Tuesday, August 28, 2007

Pronunciation

This week (actually during these last weeks) I´ve been much worried about pronunciation.
Grammar has never been a problem to me. Although I certainly can´t say that I master its concepts, it never brought any real difficulty to me. Reading and listening have always been intersting. Sometimes they´re tricky but with some patience and with the aid of a dictionary or even simply reading (or listening) the context I´ve been able to handle it.
Doing my workbook exercises made me realize that I shouldn´t have quitted Phonetix discipline (although I had no other choice). I´ve always been confident while apeaking but nowadays I wonder whether is clear or not to a native English-speaker that his language is not my mother language. I know that many different accents exist in English but I want mine not only to be comunicative but to be clear and authentic as well. Sometimes I wish I were in someone´s else head just to hear me speaking in English. I tried to tape me and listen after, but it didn´t feel as authentic as I expected, I´ll keep trying to see if it comes off right.
So, that´s my next goal: to improve my pronunciation and to help my colleagues to improve theirs either.

2 comments:

Anna Karenina said...

It is also something I worry about. But I realized that it’s not studying Phonetics and Phonology that I’ll have a perfect pronunciation. I think that the most important for us, foreign learners, is to practice our all skills, trying to use it almost all the time, as we do with Portuguese. And come on, Sergio, you a have an excellent pronunciation and accent. And with time, we can improve it.
You mentioned the workbook, how it is showing us that we’ve forgotten many things. In relation to pronunciation, I think we could organize an “extensive exercise”; each one of us could prepare a little exercise and join them in class. It’s just an idea. What do you think?

Louise Marie said...

Sergio, I myself am much worried about pronunciation because I change phonemes! (Remember allophones don't interfere in the meaming but phonemes do?) But I don't think we'll be able to sound like natives, though we can have a really good accent and our mother language can not be recognized because of it. And I think what we should be worried about is that allophone problem, cause we aren't Rodrigo Santoro and won't be restricted to bad roles just because of non-native accent, cause we don't have to play americans or British, we can be latins.

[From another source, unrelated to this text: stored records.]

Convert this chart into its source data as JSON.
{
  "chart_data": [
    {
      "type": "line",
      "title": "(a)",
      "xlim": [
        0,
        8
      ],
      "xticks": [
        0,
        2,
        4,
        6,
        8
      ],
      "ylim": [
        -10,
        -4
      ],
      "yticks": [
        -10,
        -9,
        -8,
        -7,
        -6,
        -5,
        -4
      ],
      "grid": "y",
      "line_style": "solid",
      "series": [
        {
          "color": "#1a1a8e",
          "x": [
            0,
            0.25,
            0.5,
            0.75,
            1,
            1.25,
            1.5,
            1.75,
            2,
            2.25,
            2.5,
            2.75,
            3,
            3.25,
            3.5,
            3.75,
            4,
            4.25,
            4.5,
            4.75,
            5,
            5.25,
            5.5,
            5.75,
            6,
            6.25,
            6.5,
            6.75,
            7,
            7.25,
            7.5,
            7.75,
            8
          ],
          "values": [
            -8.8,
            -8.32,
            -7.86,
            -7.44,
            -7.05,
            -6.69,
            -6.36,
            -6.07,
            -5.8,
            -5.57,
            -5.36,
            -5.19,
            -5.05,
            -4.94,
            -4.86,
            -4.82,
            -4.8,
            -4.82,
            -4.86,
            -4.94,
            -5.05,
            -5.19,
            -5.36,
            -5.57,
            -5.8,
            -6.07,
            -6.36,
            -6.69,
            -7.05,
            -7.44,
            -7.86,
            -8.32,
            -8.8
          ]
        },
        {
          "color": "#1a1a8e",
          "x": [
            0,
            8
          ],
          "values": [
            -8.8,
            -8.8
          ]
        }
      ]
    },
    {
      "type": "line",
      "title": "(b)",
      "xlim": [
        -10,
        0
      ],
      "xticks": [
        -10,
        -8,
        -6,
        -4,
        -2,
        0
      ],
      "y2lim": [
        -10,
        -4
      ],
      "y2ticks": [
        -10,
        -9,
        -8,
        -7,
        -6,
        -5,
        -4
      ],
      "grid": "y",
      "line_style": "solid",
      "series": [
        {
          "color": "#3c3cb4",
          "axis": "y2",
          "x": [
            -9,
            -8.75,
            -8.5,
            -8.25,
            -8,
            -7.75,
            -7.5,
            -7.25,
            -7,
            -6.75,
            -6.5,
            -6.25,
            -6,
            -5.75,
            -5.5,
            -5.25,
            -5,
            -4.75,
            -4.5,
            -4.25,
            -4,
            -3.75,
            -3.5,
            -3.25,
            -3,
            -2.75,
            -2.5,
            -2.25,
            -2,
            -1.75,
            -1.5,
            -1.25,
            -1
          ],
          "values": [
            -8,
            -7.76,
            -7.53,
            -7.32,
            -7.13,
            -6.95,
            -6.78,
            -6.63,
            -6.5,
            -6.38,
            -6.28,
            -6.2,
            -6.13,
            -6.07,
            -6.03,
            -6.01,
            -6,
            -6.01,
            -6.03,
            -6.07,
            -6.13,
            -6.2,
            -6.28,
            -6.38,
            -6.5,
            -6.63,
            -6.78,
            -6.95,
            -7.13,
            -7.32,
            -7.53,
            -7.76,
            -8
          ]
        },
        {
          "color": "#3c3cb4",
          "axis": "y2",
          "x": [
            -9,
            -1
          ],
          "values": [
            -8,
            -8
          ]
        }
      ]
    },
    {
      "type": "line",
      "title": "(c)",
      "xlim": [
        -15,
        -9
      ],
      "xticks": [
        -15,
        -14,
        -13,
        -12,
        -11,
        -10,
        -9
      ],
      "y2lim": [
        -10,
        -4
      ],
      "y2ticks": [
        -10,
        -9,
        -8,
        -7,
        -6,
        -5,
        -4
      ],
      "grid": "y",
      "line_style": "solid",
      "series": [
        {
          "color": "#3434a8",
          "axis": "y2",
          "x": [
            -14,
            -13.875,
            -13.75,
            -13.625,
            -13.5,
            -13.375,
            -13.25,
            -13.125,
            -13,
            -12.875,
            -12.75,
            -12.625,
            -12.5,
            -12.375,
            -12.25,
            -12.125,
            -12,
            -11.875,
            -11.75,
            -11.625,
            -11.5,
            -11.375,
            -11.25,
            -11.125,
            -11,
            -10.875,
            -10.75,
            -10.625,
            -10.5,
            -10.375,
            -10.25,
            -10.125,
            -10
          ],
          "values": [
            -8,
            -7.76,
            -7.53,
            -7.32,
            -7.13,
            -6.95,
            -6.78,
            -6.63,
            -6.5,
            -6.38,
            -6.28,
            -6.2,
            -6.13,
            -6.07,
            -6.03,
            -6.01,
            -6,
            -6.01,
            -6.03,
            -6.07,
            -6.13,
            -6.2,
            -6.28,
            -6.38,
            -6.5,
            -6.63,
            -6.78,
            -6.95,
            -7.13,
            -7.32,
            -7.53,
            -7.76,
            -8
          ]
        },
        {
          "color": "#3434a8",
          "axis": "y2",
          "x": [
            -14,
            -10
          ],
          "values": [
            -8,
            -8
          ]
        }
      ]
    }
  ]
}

But don't worry, anyway, about missing Phonetics classes. If you want to know the rules, you can read them on its bibliography. We aren't going to finish that subject speaking perfectly, we'll have to practice its content for a long time so we can absorbe it as we have done done eith the ehole language structures we've learned until now.

Hope you notice I'm not putting your expectations down, but just telling you not to over hurry, cause you're already good and if you want and try to improve your pronunciation, you will, so don't 'suffer'! Although, as Carla said, I guess you have a quite nice accent ;)

P.S.: I f you want to read something about it, there are two texts in Carla's folder: "What a native speaker knows" and "What a language student should learn".